Interaction with a DBMS occurs through specialized languages. The Data Definition Language (DDL) is used to define metadata—the "data about the data," such as the names of columns and their types. The Data Manipulation Language (DML), primarily SQL, is used to search for or update actual records.

SQL is distinct because it is a declarative language. In imperative languages like C++ or Python, a programmer must write the step-by-step instructions for how to perform a task. In a declarative language, the user only describes what result they want. The DBMS uses a query compiler to analyze the request and an execution engine to find the most efficient path—the "query plan"—to retrieve the data.

\nt{The efficiency of modern databases is largely due to the query compiler's ability to optimize a declarative request into a high-performance execution strategy.}

\section{Measurement and Scaling in the Era of Big Data}

The scale of data generated today is exponential, often said to double every few years. Engineers must be familiar with the international system of units for volume.
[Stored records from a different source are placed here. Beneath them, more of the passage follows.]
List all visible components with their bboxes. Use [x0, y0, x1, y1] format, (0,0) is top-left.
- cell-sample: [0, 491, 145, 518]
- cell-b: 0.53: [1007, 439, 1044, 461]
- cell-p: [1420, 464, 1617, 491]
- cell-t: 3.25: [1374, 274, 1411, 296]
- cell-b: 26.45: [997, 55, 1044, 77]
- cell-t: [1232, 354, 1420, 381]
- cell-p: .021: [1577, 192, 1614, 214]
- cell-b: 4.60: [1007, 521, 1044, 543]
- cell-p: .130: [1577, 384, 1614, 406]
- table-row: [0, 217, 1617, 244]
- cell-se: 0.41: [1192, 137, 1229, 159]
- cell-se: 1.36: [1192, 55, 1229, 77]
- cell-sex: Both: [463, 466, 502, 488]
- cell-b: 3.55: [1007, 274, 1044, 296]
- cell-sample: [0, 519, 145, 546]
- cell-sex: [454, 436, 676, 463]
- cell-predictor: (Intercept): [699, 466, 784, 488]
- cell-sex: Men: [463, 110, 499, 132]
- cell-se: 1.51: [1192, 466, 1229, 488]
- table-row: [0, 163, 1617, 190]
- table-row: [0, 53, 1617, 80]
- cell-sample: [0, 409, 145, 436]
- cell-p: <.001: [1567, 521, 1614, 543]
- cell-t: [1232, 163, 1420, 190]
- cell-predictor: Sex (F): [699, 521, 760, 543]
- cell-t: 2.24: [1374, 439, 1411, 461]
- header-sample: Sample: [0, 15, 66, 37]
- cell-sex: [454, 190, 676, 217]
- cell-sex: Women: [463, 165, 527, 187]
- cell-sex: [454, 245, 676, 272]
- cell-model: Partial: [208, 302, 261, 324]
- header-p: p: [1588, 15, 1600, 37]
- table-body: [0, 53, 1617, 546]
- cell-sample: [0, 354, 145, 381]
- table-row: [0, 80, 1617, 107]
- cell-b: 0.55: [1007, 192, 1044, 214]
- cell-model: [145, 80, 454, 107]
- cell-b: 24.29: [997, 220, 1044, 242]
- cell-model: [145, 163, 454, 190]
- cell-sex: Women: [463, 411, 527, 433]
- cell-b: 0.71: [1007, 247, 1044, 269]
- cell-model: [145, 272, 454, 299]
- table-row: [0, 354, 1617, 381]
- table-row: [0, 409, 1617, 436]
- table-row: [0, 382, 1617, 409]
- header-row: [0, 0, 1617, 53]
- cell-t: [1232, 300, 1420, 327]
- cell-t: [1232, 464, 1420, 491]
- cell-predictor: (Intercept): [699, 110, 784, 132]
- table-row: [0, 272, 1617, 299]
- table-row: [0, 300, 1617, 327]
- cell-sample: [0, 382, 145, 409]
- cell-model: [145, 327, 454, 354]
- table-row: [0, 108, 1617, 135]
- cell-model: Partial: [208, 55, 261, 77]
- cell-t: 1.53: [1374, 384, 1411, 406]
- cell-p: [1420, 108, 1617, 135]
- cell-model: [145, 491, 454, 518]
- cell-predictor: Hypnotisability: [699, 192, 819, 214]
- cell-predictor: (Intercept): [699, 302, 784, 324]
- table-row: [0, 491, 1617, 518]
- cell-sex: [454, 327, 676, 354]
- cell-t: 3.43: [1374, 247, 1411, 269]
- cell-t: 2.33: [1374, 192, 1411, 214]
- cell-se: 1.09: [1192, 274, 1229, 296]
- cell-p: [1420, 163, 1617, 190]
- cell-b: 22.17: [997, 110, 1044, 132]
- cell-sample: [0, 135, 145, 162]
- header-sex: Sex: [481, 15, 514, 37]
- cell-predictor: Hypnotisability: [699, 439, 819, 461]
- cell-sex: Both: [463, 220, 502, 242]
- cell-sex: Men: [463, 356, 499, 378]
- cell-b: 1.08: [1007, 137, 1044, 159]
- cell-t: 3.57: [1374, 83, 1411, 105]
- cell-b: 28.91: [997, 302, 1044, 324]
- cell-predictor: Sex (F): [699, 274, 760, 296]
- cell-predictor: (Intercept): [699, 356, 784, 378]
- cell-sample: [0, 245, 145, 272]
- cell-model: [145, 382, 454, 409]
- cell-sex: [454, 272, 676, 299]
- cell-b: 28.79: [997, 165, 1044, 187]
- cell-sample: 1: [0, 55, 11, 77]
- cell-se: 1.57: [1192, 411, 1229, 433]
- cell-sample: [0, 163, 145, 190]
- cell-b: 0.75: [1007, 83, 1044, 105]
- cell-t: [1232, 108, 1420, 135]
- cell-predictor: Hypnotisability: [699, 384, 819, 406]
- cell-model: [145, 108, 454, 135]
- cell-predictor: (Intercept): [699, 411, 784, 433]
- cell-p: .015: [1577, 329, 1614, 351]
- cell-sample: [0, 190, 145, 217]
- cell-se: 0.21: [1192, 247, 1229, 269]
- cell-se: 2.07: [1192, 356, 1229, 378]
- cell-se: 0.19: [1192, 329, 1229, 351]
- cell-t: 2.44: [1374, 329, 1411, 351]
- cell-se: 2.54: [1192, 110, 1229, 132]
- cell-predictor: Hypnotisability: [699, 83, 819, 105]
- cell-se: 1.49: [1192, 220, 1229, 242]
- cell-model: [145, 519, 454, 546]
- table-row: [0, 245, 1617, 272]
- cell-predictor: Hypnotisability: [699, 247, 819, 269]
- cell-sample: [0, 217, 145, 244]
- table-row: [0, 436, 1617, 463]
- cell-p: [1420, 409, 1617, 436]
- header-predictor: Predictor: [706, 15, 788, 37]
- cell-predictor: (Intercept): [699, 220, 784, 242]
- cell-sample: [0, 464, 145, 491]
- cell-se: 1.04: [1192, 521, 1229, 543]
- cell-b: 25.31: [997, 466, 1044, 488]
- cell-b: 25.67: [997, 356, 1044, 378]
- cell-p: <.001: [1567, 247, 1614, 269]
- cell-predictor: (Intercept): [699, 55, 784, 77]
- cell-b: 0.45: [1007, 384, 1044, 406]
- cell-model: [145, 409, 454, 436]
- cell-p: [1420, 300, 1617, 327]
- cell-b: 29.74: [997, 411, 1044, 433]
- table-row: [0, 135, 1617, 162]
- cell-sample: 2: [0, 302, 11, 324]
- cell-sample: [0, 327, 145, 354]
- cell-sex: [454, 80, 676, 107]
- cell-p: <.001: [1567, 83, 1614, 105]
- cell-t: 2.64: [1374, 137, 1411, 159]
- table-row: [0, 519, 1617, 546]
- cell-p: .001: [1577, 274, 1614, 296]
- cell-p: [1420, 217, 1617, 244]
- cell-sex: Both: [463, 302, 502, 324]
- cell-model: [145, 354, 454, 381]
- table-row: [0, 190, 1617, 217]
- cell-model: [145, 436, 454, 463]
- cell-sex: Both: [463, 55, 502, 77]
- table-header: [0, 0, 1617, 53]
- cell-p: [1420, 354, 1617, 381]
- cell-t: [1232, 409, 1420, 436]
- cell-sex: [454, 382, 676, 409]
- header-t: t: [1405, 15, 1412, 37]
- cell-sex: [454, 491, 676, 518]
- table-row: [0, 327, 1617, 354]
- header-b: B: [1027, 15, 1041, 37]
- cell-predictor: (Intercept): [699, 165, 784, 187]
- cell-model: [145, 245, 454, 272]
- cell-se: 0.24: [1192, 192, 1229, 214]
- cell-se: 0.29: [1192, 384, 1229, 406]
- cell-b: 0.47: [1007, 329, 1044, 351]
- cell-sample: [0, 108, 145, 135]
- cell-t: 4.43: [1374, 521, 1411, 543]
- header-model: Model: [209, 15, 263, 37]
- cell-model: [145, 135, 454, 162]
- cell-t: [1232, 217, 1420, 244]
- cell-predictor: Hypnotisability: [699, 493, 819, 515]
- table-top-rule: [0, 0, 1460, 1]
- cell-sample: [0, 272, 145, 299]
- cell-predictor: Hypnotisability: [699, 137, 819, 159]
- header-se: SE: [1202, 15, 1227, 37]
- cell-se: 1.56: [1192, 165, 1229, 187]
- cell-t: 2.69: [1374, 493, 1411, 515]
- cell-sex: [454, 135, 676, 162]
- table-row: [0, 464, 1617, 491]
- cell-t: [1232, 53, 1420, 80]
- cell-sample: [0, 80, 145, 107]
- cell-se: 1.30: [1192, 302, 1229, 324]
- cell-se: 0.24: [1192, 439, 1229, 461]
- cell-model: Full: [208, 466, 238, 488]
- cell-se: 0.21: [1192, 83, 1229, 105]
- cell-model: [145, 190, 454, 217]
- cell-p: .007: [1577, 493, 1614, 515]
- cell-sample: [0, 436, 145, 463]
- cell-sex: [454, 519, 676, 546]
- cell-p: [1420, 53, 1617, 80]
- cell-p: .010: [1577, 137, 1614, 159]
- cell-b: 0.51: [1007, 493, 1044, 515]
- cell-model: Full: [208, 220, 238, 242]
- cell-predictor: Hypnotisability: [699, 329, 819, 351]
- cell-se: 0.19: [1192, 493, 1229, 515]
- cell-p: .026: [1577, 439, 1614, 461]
While standard kilo and mega represent powers of 10 ($10^3$ and $10^6$), computer science often relies on binary prefixes like kibi ($2^{10} = 1024$) and mebi ($2^{20}$) to ensure precision in memory and storage calculations. We are now entering the age of Zettabytes and Yottabytes, requiring a deep understanding of how to scale information systems to meet these unprecedented demands.

\nt{The total amount of data created in just the last few years is estimated to be greater than the sum of all information produced in the entirety of previous human history.}